When LiveNation finally asks us to open for Off! Getting a twelve-inch pressed was another -- we just put out our first, Becky, in September on FPE Records in Chicago. We also heard that the Melvins listened to us once, and Thomas Hazelmyer of Amphetamine Reptile Records told us he liked one of our tapes. No big deal. Finally, we opened for Immaculate Vagina earlier this year. We thought it would be our big break, but we are still waiting to be sucked up into the hype machine, chewed up and spat out the other end $50 richer and with a free lifetime membership to Guitar Player magazine.
When is the last time you got into a fight over the Internet? What was it for?
One time Ronnie was holding the modem, and I was like, "Hey, its my turn to hold the modem," but Joe shot the modem with a pistol he keeps at his side. The depravity of the Internet can really get to us all. Like us on Facebook! Drip sheep's blood on your mattress and comforter for protection and good luck.
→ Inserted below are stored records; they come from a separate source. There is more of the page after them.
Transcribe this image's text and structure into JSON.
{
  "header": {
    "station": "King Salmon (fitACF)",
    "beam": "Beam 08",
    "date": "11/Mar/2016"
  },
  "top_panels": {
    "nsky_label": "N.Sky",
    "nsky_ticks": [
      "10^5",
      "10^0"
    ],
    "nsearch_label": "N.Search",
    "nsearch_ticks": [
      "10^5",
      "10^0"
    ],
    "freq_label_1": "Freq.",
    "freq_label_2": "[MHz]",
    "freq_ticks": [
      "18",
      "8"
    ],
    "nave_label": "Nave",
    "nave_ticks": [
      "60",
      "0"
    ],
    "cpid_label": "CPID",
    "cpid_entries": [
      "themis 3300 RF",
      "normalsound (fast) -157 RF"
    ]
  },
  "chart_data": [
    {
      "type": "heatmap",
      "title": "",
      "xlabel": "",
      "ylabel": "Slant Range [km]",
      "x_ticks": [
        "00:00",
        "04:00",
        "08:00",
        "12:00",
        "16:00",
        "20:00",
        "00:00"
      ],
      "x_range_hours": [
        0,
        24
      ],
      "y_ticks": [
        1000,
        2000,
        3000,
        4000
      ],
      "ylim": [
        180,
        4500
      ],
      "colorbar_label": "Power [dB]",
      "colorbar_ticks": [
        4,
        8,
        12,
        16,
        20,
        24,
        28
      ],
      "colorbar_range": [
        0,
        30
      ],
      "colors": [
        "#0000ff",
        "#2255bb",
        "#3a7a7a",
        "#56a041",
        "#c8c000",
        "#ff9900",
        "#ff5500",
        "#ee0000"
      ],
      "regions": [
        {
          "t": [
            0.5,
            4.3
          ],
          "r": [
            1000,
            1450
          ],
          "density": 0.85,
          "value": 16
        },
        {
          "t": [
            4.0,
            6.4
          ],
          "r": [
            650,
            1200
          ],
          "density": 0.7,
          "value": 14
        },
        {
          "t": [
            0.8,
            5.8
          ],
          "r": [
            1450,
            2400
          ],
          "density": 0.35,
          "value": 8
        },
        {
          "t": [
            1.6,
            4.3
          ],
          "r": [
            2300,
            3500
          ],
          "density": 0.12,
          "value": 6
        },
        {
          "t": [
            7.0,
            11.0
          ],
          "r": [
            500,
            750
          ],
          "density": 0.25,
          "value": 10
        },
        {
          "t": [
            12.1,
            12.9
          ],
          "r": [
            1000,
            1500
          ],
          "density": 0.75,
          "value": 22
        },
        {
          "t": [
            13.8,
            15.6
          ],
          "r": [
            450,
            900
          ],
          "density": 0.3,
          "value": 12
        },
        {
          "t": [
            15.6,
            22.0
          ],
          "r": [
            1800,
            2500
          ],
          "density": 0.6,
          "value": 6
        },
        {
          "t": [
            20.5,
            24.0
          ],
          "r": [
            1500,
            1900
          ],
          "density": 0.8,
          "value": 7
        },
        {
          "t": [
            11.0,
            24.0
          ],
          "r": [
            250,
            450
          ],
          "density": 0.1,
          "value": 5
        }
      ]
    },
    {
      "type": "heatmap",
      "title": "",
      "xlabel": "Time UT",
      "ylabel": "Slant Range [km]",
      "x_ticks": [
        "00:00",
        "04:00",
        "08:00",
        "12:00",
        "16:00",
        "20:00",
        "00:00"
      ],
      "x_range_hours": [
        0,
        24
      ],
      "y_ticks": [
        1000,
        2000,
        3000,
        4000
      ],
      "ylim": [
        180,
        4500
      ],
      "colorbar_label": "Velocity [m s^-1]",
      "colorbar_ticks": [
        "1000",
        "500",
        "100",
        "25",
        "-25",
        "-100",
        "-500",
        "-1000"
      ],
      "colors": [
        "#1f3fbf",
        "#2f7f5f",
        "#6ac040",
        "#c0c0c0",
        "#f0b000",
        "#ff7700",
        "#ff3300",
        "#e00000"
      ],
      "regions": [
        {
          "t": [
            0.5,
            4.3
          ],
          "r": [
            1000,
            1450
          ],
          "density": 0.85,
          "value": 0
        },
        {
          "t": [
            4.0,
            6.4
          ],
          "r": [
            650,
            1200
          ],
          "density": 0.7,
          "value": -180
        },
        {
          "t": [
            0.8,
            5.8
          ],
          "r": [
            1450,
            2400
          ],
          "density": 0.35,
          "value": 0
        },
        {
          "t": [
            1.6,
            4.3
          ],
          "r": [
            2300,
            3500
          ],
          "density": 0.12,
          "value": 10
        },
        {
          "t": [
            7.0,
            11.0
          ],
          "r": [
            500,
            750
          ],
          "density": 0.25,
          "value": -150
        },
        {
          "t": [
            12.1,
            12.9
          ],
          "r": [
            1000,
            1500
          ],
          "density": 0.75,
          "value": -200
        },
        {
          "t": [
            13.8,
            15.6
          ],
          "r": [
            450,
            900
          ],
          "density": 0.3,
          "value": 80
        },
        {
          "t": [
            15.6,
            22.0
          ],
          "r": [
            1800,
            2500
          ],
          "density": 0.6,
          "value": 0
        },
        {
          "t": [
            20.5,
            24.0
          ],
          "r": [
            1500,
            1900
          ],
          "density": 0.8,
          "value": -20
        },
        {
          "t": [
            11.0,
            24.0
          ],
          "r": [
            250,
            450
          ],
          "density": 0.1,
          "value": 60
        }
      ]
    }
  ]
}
Hopefully this interview will get us into an Internet fight which will then get picked up by a relevant music blog, and we will finally realize our full potential.
Have any of you ever been arrested?
One time I got pulled over by a cop who accused me of smoking reefer, and claimed the car stank of dank 420. I was eating a small wedge of bleu cheese at the time, and held up the cheese close to the officer's nose and said, "Is this what you smell, officer?" No charges were filed.
Miami Dolphins 8 p.m. Wednesday, November 19. Kismet Creative Center, 3409 Iowa Avenue. Free. 314-289-9050.